Fortunatamente, rispetto ad altre zone, la grande pioggia è arrivata nel momento in cui il cereale ne aveva maggior necessità, ed è andata scemando proprio quando era fondamentale il sole per una perfetta maturazione. Nei giorni del raccolto le temperature erano molto elevate – perfette quindi – con pochissima umidità e un bel sole cocente.

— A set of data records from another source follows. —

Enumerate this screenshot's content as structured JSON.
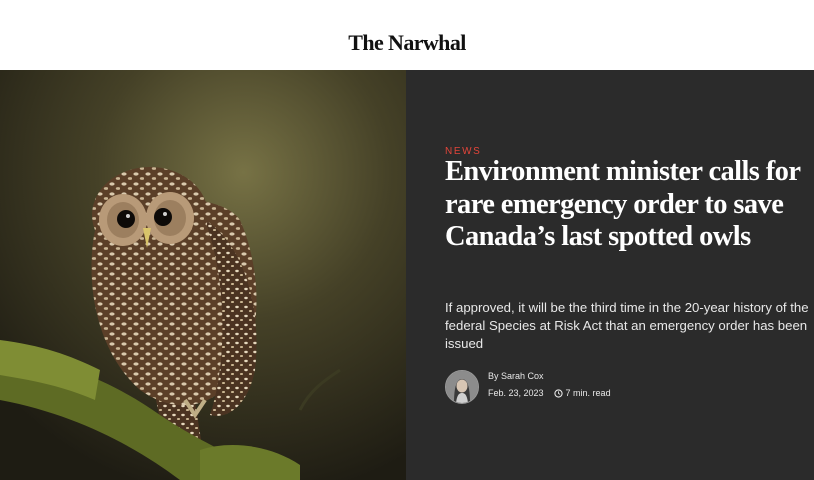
{
  "site": {
    "logo": "The Narwhal"
  },
  "hero_image": {
    "icon": "spotted-owl-photo"
  },
  "article": {
    "kicker": "NEWS",
    "headline": "Environment minister calls for rare emergency order to save Canada’s last spotted owls",
    "dek": "If approved, it will be the third time in the 20-year history of the federal Species at Risk Act that an emergency order has been issued",
    "byline": "By Sarah Cox",
    "date": "Feb. 23, 2023",
    "read_time": "7 min. read"
  },
  "colors": {
    "kicker": "#e2453a",
    "panel_bg": "#2b2b2b",
    "text": "#ffffff"
  }
}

I risultati alla fine sono stati piuttosto positivi, sia per quanto riguarda i livelli di proteine che per quanto concerne le percentuali di umidità. Di fondamentale importanza per ottenere questi risultati resta il grande impegno in una coltivazione rispettosa dei terreni, che devono seguire cicli di rotazione regolare, con alternanza di cereali e leguminose (queste ultime vanno ad arricchire il suolo di sostanze azotate, quelle che rendono proteico il grano).

Il molino poi completa l'opera. Il grano duro non deve essere stressato da lunghi trasporti (nel nostro caso praticamente è tutto a km0) e deve essere conservato e macinato con grande cura, per poi dare vita alla migliore semola per la produzione della pasta. Di tutto ciò si occupa il Molino De Vita, che garantisce anche la totale tracciabilità della filiera del grano utilizzato dal Pastificio dei Campi.